2008 was a return back to “stability” and little innovation — so this goes in cycles. This year, 2009, ought to be “innovation” again, and there were quite a lot of projects accumulating to be deployed. SpeedTree®, to get rid of the Linden Trees and get 21st-century tree rendering into the SL client. Shadows in SL. Flexisculpties. Full meshes. “Puppeteering” or “physical avatars”, even probably with different skeletons/meshes. The group tools, version 2.0, which would also include different sets of permissions (allowing, say, Creative Commons licenses to be tagged to an object). Alternative compilers to Mono (ie. making LSL just one of the supported scripting languages). Client-side plugins. A new lighting system to get good avatar lighting (and get rid of those Facelights, the bane of every machinimist and SL photographer). The list of “ongoing projects” is endless, and some would definitely be introduced in the next “innovation cycle”. We know, however, that LL will skip 2009’s innovation cycle and still continue to focus on “stability” for at least another year.

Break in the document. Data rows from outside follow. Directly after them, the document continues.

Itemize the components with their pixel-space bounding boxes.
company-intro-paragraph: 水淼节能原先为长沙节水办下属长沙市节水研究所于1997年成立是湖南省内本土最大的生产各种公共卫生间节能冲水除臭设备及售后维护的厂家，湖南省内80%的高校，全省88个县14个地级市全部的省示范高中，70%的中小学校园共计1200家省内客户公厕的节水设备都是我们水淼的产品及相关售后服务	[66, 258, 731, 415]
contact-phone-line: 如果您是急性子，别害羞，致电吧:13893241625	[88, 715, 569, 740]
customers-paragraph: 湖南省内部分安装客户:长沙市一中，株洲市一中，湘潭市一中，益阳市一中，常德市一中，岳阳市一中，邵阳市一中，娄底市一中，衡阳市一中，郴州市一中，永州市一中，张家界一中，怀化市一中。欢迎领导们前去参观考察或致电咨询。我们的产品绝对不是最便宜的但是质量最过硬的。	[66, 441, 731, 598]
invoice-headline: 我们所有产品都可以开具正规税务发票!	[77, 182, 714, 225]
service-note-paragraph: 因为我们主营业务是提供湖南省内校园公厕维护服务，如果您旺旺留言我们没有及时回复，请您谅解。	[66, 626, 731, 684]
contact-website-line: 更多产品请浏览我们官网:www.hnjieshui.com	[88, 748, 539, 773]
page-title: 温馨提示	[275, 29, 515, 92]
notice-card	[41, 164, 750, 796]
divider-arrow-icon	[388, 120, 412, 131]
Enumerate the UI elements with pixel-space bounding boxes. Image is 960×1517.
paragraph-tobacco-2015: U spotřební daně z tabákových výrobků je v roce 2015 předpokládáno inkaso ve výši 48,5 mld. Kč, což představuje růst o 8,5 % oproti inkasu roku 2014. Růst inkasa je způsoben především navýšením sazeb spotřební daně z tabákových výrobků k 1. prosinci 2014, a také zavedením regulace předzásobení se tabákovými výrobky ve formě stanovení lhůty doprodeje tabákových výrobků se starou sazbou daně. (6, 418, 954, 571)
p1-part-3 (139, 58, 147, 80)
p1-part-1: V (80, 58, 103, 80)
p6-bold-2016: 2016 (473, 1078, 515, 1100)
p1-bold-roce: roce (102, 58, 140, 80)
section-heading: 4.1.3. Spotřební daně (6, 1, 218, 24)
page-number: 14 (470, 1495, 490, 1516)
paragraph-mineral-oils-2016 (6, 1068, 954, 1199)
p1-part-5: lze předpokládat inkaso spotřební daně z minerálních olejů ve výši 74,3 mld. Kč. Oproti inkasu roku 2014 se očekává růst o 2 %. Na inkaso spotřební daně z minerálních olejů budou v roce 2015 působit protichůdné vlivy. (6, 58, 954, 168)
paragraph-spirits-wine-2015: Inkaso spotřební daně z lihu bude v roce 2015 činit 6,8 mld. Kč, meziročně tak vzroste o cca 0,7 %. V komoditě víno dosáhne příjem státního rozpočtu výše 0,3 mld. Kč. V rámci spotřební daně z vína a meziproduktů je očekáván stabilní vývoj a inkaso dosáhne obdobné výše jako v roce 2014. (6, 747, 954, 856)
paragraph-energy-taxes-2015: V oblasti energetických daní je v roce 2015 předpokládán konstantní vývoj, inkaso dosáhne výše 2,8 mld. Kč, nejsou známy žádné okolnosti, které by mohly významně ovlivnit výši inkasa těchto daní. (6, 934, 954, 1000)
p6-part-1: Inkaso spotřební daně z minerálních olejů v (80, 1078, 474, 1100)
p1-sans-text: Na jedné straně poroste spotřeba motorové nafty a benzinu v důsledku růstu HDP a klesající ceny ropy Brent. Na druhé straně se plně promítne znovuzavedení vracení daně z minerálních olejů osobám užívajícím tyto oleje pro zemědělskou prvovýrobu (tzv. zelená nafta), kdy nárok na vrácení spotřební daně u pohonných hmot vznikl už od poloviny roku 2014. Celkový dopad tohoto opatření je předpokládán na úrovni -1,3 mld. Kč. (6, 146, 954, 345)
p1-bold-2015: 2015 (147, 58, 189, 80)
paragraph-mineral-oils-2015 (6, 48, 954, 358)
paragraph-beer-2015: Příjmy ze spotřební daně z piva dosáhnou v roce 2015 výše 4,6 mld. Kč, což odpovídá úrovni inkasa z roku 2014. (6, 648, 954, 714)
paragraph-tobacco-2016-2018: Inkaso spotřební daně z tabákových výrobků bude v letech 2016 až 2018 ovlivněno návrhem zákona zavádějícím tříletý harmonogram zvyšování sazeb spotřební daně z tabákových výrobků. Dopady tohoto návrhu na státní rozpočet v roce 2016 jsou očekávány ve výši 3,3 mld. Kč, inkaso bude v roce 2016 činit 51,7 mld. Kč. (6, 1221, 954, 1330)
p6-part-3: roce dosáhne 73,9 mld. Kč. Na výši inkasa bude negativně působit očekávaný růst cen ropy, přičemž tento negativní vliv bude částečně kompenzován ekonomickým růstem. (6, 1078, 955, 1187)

But… what does “stability” really mean? From a resident’s perspective, it only means longer development cycles, as more and more quality assurance tests are made each time a bug gets fixed. But on the reverse side of the coin, this means more time is spent per bug, and that less bugs are actually fixed. This in fact applies not only to the SL client, but to the simulation software as well: the last release of the sim software (1.24.10) was deployed in December 2007. The current version under deployment, 1.25, has been tested on the main grid in some form since October, but bugs kept it from being the current version and LL promptly rolls back to the previous version. We’ll see if the “final” rollout this week will make it, or if LL will roll it back again, and work on more bugs.

In the mean time, this naturally means that the bugs introduced in December 2007 haven’t been fixed yet.

On the client side, things have been better, but not by much. The new, aggressive statistics capture has been a bane on all LL clients — main client, release candidates, OpenGrid client. For some reason, LL thought that by sending a vast quantity of stats every frame or so will help them to improve their knowledge of what’s going wrong on the resident’s side. Sadly, this also means that the CPU is spending almost as much time processing statistics and sending them to LL than it’s rendering scenes. How is that possible? But it’s a claim very easily sustained: just download one of the alternate clients (almost all disable statistics) and you’ll see twice the performance on the same sim, for no particular reason. Some of the alternate clients don’t even add much besides some patches and disabling statistics. The performance loss we get from the statistics is just incredible.

But if it actually allows LL to develop better viewers… that’s a good thing, right?